Durkheim
Tout devoir est fini
Chaque peuple a sa morale qui est déterminée par les conditions dans
lesquelles il vit. On ne peut donc lui en inculquer une autre, si élevée qu'elle soit, sans
le désorganiser, et de tels troubles ne peuvent pas ne pas être douloureusement
ressentis par les particuliers. Mais la morale de chaque société, prise en elle-même,
ne comporte-t-elle pas un développement indéfini des vertus qu'elle recommande ?
Nullement. Agir moralement, c'est faire son devoir, et tout devoir est fini. Il est limité
par les autres devoirs ; on ne peut se donner trop complètement à autrui sans
s'abandonner soi-même ; on ne peut développer à l'excès sa personnalité sans tomber
dans l'égoïsme. D'autre part, l'ensemble de nos devoirs est lui-même limité par les
autres exigences de notre nature.

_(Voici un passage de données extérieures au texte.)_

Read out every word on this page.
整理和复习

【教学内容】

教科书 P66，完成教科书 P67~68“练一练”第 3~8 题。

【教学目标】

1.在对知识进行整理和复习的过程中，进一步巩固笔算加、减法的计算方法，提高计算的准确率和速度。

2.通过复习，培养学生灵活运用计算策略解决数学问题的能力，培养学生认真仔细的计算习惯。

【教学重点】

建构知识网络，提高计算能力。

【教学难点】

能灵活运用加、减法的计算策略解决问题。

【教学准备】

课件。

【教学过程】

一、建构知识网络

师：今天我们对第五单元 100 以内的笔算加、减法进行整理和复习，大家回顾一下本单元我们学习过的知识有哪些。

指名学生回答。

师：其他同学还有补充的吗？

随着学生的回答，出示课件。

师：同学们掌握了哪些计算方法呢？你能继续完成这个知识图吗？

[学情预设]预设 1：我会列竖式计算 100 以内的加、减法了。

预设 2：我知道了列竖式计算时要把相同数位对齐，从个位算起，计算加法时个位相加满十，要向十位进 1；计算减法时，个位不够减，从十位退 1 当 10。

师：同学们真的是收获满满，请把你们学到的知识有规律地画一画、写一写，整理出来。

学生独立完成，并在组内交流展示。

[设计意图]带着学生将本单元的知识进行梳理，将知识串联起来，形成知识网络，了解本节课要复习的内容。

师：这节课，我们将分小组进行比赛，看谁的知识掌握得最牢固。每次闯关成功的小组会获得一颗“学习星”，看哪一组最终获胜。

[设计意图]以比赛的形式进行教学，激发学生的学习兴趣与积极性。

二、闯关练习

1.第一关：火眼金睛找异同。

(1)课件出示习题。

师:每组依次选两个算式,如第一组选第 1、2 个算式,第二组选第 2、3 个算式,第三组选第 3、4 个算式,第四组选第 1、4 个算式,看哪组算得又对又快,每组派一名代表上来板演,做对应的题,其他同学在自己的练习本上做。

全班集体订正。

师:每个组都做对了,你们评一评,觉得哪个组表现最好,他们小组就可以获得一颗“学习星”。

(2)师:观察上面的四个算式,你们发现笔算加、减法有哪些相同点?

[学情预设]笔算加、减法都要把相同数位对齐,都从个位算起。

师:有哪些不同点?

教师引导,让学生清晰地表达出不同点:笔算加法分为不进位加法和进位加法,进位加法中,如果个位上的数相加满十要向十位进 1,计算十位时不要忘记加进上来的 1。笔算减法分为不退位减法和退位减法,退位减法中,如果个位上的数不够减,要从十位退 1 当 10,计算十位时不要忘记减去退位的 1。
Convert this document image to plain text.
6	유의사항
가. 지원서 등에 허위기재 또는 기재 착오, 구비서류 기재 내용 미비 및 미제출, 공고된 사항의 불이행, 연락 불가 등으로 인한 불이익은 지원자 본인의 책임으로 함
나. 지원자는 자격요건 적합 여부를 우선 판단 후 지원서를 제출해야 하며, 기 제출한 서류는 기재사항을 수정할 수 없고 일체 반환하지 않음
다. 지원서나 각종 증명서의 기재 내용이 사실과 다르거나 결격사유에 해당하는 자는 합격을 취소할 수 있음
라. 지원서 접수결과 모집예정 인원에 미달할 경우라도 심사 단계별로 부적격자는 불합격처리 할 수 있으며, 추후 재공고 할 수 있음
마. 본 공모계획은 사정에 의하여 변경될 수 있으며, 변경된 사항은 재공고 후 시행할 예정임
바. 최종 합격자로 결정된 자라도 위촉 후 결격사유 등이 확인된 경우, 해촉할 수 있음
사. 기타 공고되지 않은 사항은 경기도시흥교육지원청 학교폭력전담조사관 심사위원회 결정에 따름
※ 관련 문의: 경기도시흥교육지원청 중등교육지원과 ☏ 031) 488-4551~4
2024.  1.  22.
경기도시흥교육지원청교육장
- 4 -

S'il est nécessaire que certaines formes de la
conduite soient soumises à cette réglementation impérative qui est caractéristique de
la moralité, il en est d'autres, au contraire, qui y sont naturellement réfractaires et qui
pourtant sont essentielles. La morale ne peut régenter outre mesure les fonctions
industrielles, commerciales, etc., sans les paralyser, et cependant elles sont vitales ;
ainsi, considérer la richesse comme immorale n'est pas une erreur moins funeste que
de voir dans la richesse le bien par excellence. Il peut donc y avoir des excès de
morale, dont la morale, d'ailleurs, est la première à souffrir ; car, comme elle a pour
objet immédiat de régler notre vie temporelle, elle ne peut nous en détourner sans tarir
elle-même la matière à laquelle elle s'applique.